POLİS VE İCRA MEMURLARI EŞLİĞİNDE ZORUNLU TAHLİYE GERÇEKLEŞTİ
Oruç, verilen sürenin sonunda evine döndüğünde içeriye bakınca hâlâ evde kalan kişileri gördü. Durumu hemen polis ve icra memurlarına bildiren Oruç, zorunlu tahliye işleminin başlatılmasını sağladı. İçerideki kişilerin direnmesine rağmen, daire sonunda boşaltıldı ancak Zeliha Oruç’un yaşadığı kâbus burada bitmedi.
ERTESİ GÜN İŞGAL: BEKLENMEDİK GELİŞMELER
Tahliyeden sadece bir gün sonra, Oruç; evine tekrar bakmak için gittiğinde, bu sefer karşılaştığı manzara daha da beklenmedikti. Dışarıdan gelen köpek sesleri ve içeride kurulmuş eşyalar, evin yeniden işgal edildiğini gösteriyordu. Oruç, bu duruma neyin sebep olduğunu anlamaya çalışırken, yaşadığı sıkıntılar katlanarak arttı ve şu sözlere yer verdi:
“Evden köpek sesleri geliyordu. Hemen polisi aradım. Eve girdiklerinde eşyalarını yeniden yerleştirmişlerdi, televizyon bile kuruluydu. Gördüklerim karşısında şoke oldum. Şikayetçi olacağımı ve evi terk etmeleri gerektiğini söyledim.”
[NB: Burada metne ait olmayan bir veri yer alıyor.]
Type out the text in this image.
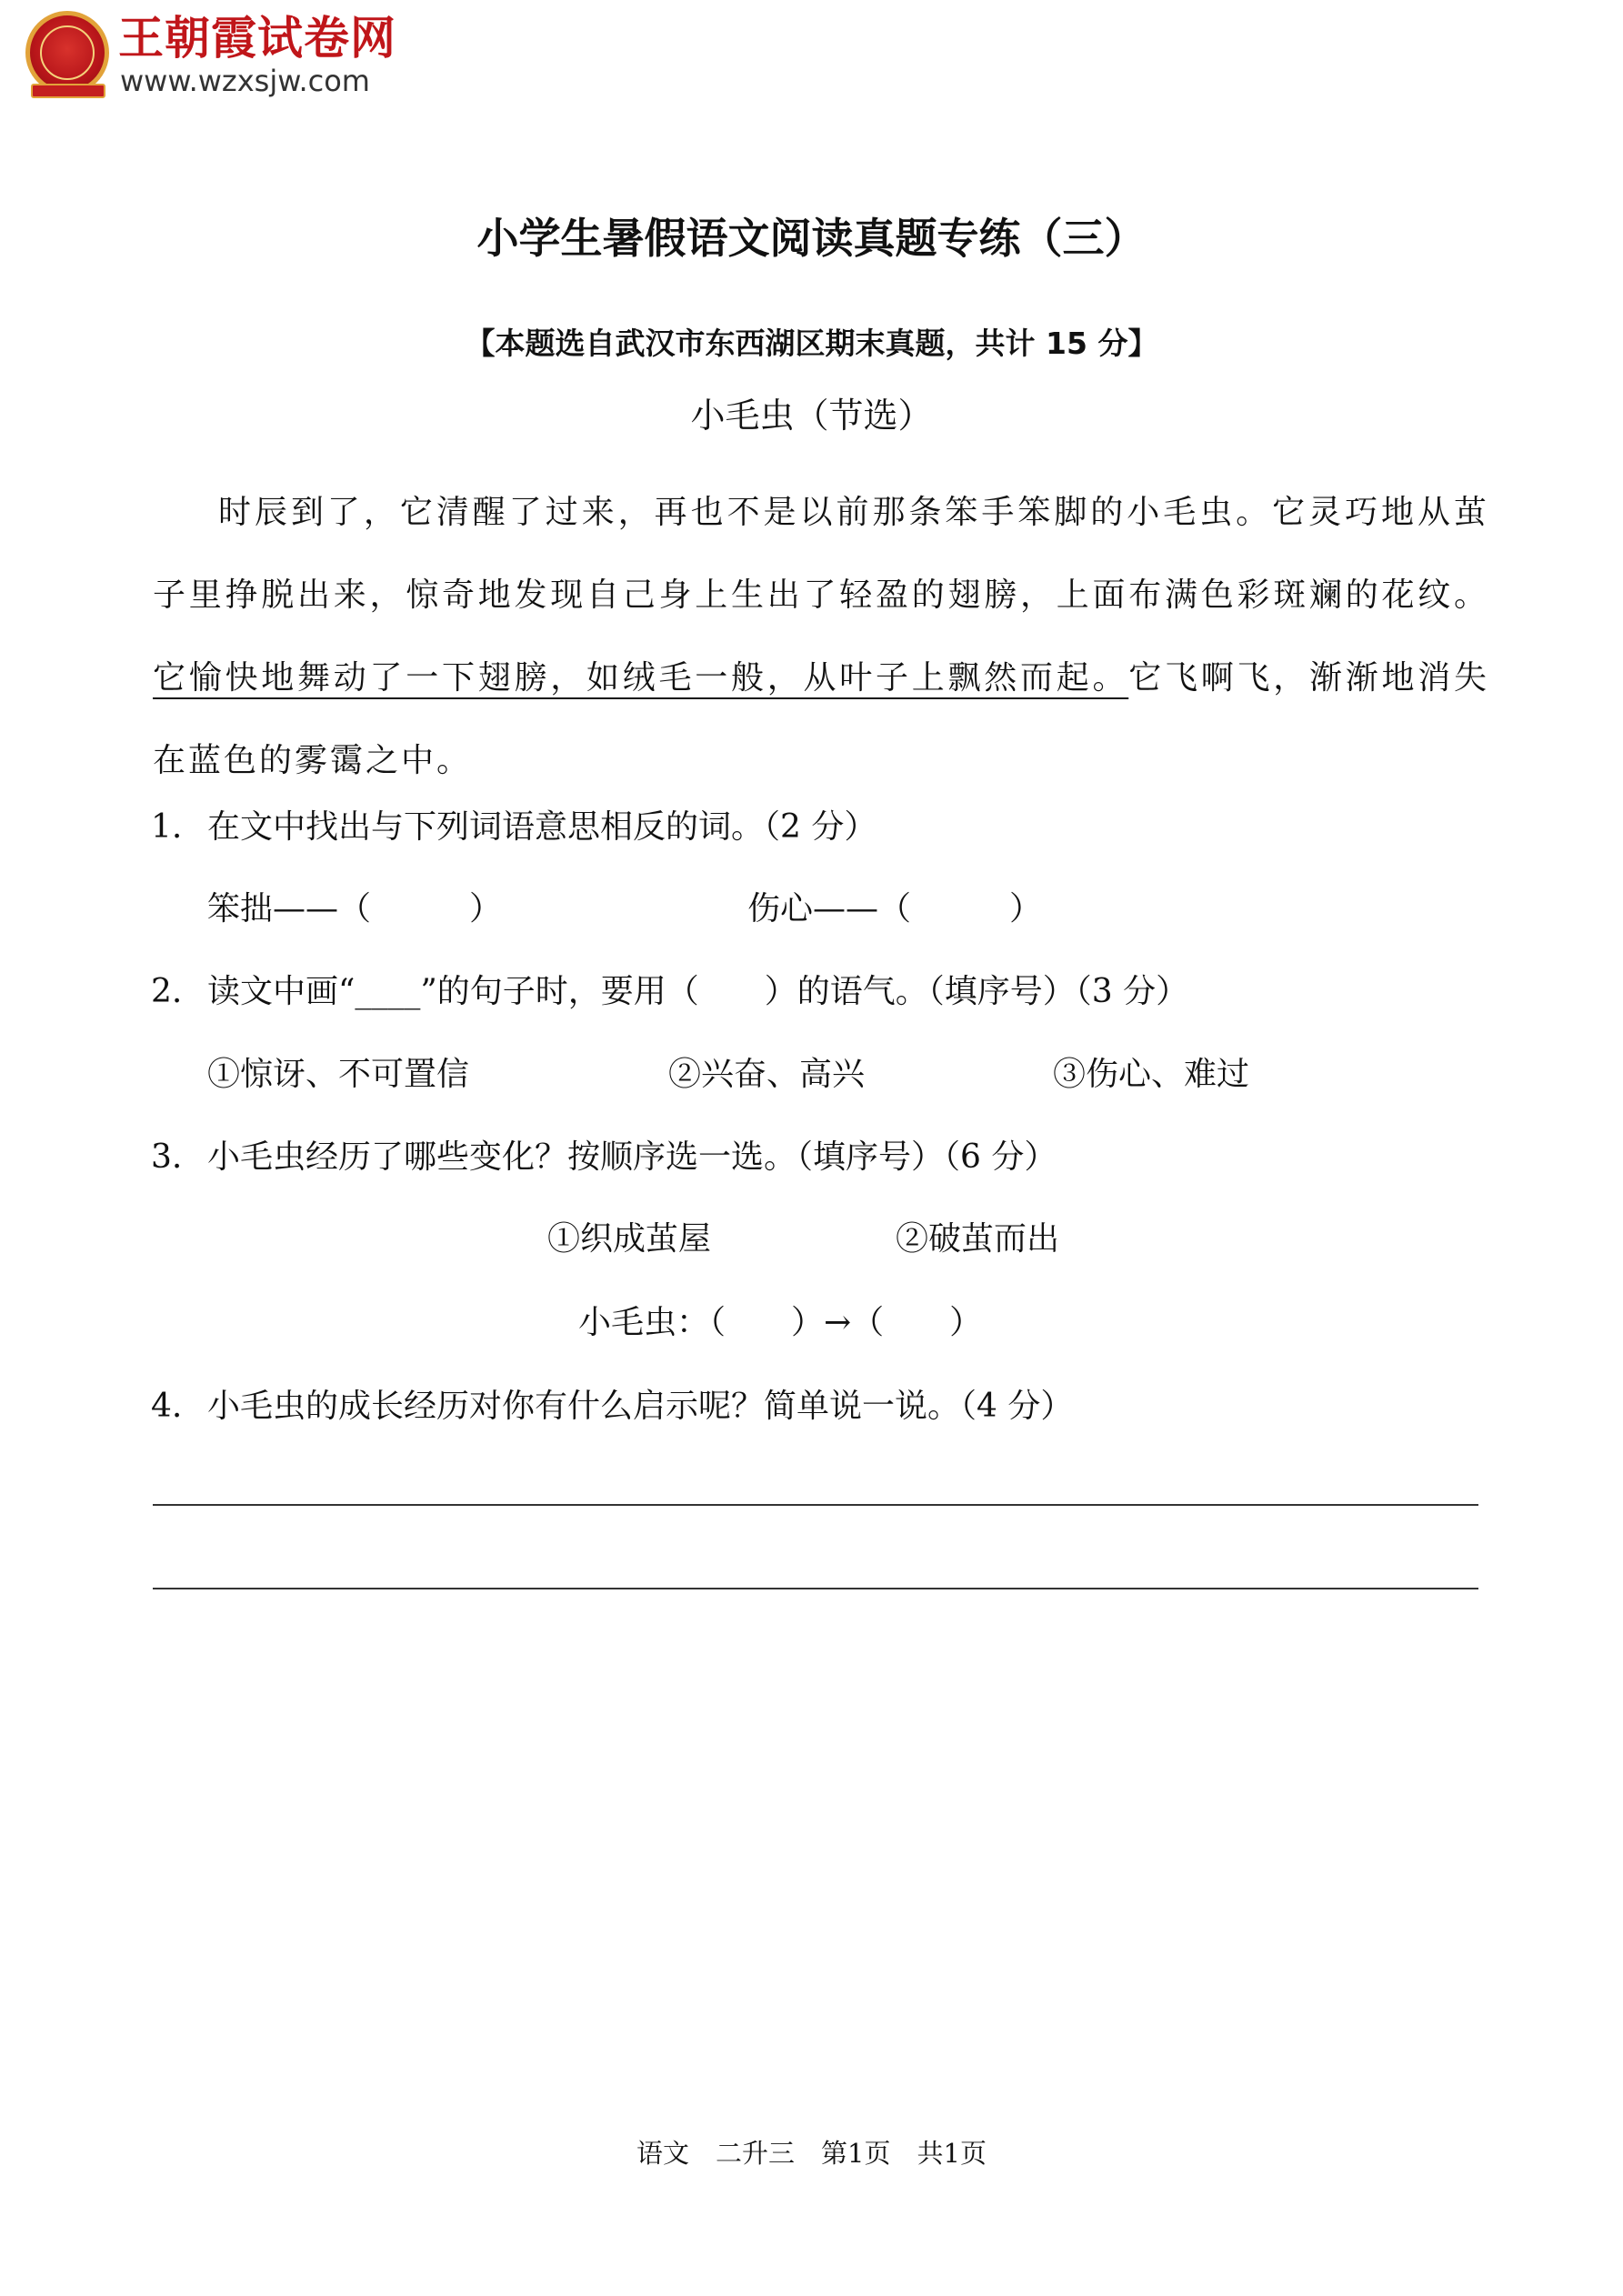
王朝霞试卷网
www.wzxsjw.com
小学生暑假语文阅读真题专练（三）
【本题选自武汉市东西湖区期末真题，共计 15 分】
小毛虫（节选）
时辰到了，它清醒了过来，再也不是以前那条笨手笨脚的小毛虫。它灵巧地从茧子里挣脱出来，惊奇地发现自己身上生出了轻盈的翅膀，上面布满色彩斑斓的花纹。它愉快地舞动了一下翅膀，如绒毛一般，从叶子上飘然而起。它飞啊飞，渐渐地消失在蓝色的雾霭之中。
1. 在文中找出与下列词语意思相反的词。（2 分）
笨拙——（　　　）	伤心——（　　　）
2. 读文中画“____”的句子时，要用（　　）的语气。（填序号）（3 分）
①惊讶、不可置信	②兴奋、高兴	③伤心、难过
3. 小毛虫经历了哪些变化？按顺序选一选。（填序号）（6 分）
①织成茧屋	②破茧而出
小毛虫：（　　）→（　　）
4. 小毛虫的成长经历对你有什么启示呢？简单说一说。（4 分）
语文　二升三　第1页　共1页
Bundan sonra da polise gidip şikayette bulunan Oruç, ertesi gün yine evine ailesiyle bakmaya gitti ve karşılaştığı manzaraya bir kez daha şaşırdı. Bunun üzerine bu duruma dair açıklamayı yapan Oruç, durumun vahametine bir kez daha parmak bastı.
“Bahçede sanki mülteci kampı gibi bir düzen kurmuşlardı. Hemen polise başvurdum ve uzaklaştırma kararı aldırdım. Ancak birkaç gün daha bahçede kalmaya devam ettiler. Yaşadıklarım beni çok tedirgin etti, çünkü bu insanlar bana güven vermiyordu.”
Zeliha Oruç, eski kiracısı ve evini habersiz kiralayan kişiler hakkında dava açtı. Oruç, yaşadığı bu deneyim nedeniyle hem maddi hem de manevi olarak yıprandığını belirtti.
“Eski kiracımdan da tanımadığım bu kişilerden de şikayetçiyim. Süreç devam ediyor ama bir an önce sonuçlanmasını istiyorum. Can güvenliğimden endişe ediyorum.”